CÉREBROS DERRETIDOS

Guilherme muito cedo descobriu sua habilidade. Ainda criança, a conduzir o carrinho de compras no supermercado pela primeira vez, olhava uns brinquedos distraidamente, quando sentiu o baque em seu corpo.

Um garoto maior do que ele havia batido um carro no outro, de forma proposital, o que se evidenciava em seu olhar zombeteiro e provocador. Não satisfeito, o agressor ainda perguntou: “e aí, cara? Sai logo da frente!”

Guilherme olhou para o valentão com imensa raiva. Não deu outra. Seu desafeto levou as mãos à cabeça e começou a dar gritos de dor enquanto dobrava o corpo e estirava-se no chão do mercado. Feliz da vida pelo desfecho pressentido, Guilherme desviou seu carrinho e passou com ar de triunfo pela vítima do merecido castigo, vendo-a gemer e estrebuchar no solo.

Tempos depois, na escola, ele e dois colegas de turma viram-se assediados por um dos grandalhões da última série que tinham prazer em maltratar os alunos menores. Guilherme não titubeou. O receio inicial converteu-se em raiva fulminante, que dirigiu com seu olhar para o brutamontes.

Sentiu grande prazer em ver o inimigo moribundo a contorcer-se no chão empoeirado e a sufocar-se ainda mais com a poeira. Lembrou-se do provérbio ensinado pela professora aos alunos dias antes: o pó que fizeres na estrada cairá em tua cabeça. Quem mandou o brucutu bulir com ele e seus amigos?

Sem que guardasse qualquer remorso nesse particular, a cena repetiu-se quatro ou cinco vezes ao longo da infância e da adolescência do jovem. Para sua sorte, as circunstâncias sempre se caracterizaram pela legítima defesa diante de indesculpáveis e covardes tentativas de agressão. Possivelmente, nenhum tribunal, nesta ou em outra dimensão, chegaria a condená-lo por derreter os cérebros dos ameaçadores algozes. Em sua defesa, frise-se também que jamais fulminou algum de seus professores, irritado por eventual nota baixa.
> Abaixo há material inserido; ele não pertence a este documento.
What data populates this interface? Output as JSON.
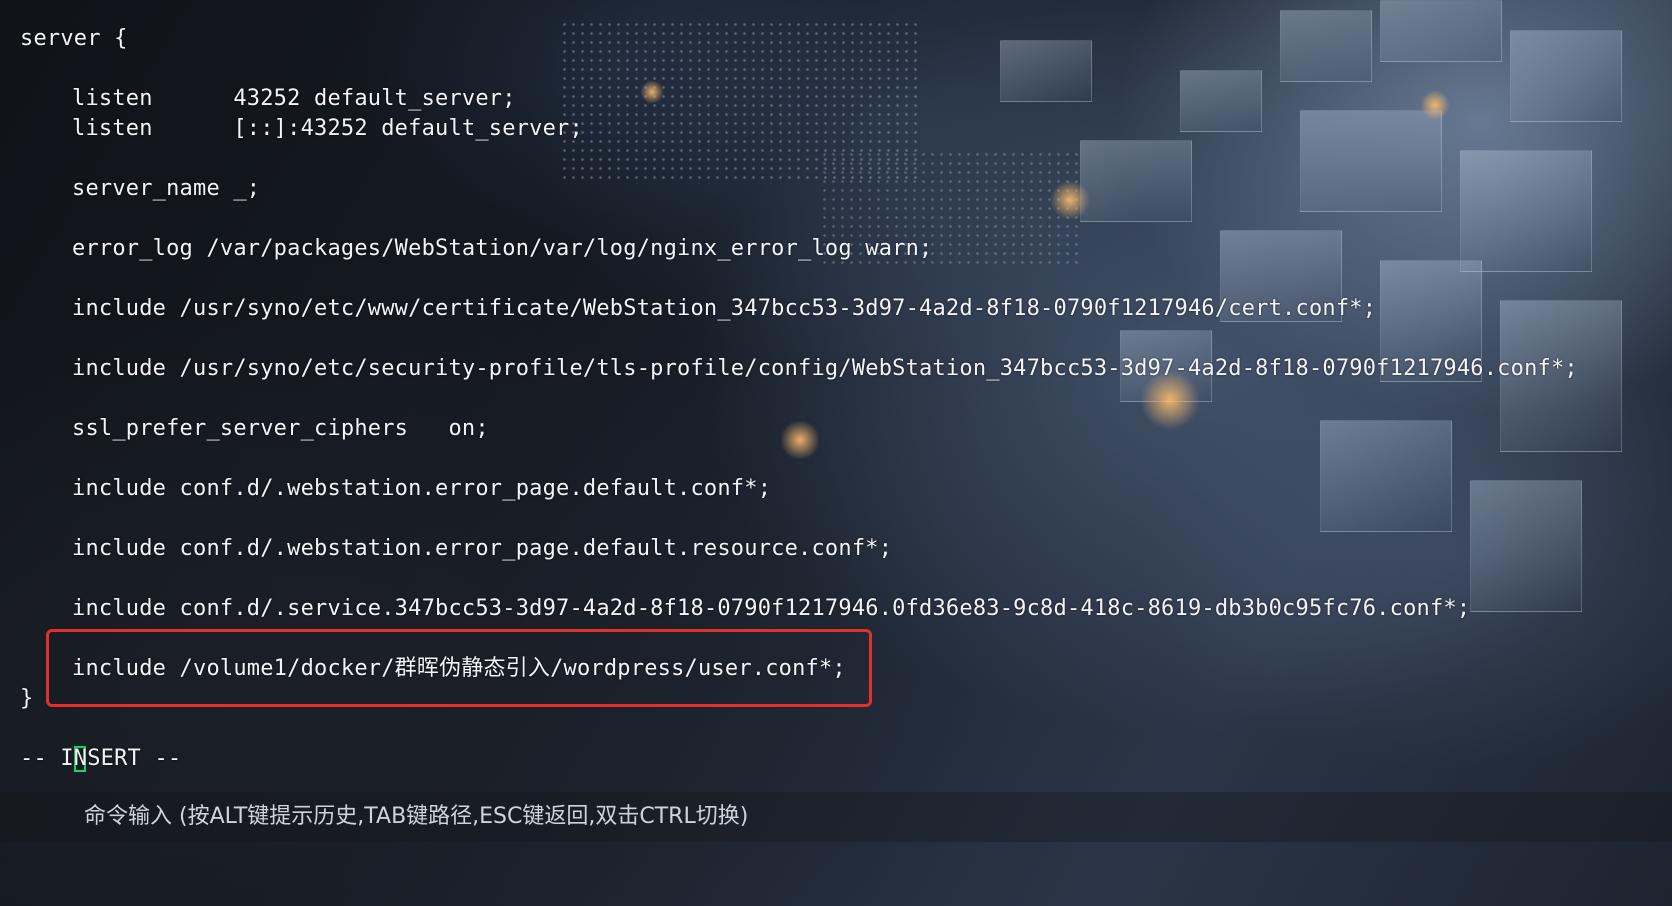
{
  "editor": {
    "lines": [
      "server {",
      "",
      "listen      43252 default_server;",
      "listen      [::]:43252 default_server;",
      "",
      "server_name _;",
      "",
      "error_log /var/packages/WebStation/var/log/nginx_error_log warn;",
      "",
      "include /usr/syno/etc/www/certificate/WebStation_347bcc53-3d97-4a2d-8f18-0790f1217946/cert.conf*;",
      "",
      "include /usr/syno/etc/security-profile/tls-profile/config/WebStation_347bcc53-3d97-4a2d-8f18-0790f1217946.conf*;",
      "",
      "ssl_prefer_server_ciphers   on;",
      "",
      "include conf.d/.webstation.error_page.default.conf*;",
      "",
      "include conf.d/.webstation.error_page.default.resource.conf*;",
      "",
      "include conf.d/.service.347bcc53-3d97-4a2d-8f18-0790f1217946.0fd36e83-9c8d-418c-8619-db3b0c95fc76.conf*;",
      "",
      "include /volume1/docker/群晖伪静态引入/wordpress/user.conf*;",
      "}"
    ],
    "mode_indicator": "-- INSERT --",
    "highlight_color": "#e3302a",
    "cursor_color": "#19d46a"
  },
  "command_bar": {
    "placeholder": "命令输入 (按ALT键提示历史,TAB键路径,ESC键返回,双击CTRL切换)"
  }
}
Guilherme teve sorte, ademais, em nunca despertar a mínima suspeita de ser o autor dos derretimentos de miolos que intrigaram mais de um médico. A exemplo de outras ciências… inexatas, a Medicina não encontrou explicação adequada para as estranhas mortes.
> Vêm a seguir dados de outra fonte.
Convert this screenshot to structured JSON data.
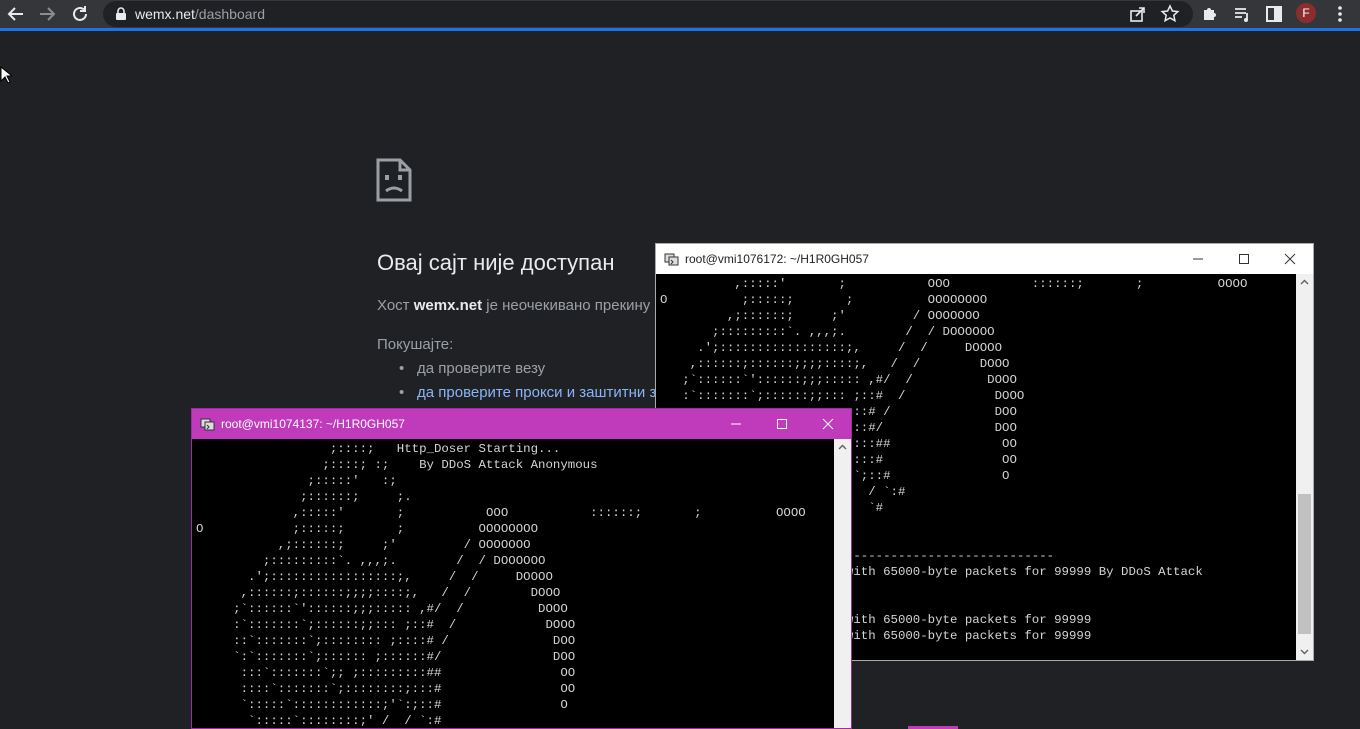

À medida que se tornou adulto e adquiriu crescente experiência, o especialista em derreter cérebros aprendeu a melhor controlar suas iras ocasionais, passando a extravasá-las com admirável espírito de seletividade. Soube poupar, dessa forma, seus pais, irmãos, parentes e amigos do olhar punitivo que possui.

Louve-se, em especial, o comedimento que invariavelmente demonstrou em seus amores. Tratou namoradas, companheiras e amantes com elevadas doses de compreensão e desprendimento, jamais cedendo a um acesso de raiva nas inevitáveis rixas que a intimidade maior e real tende a produzir. Nas raras vezes em que suspeitou de traição, simplesmente retirou o time de campo, sem acusar o golpe.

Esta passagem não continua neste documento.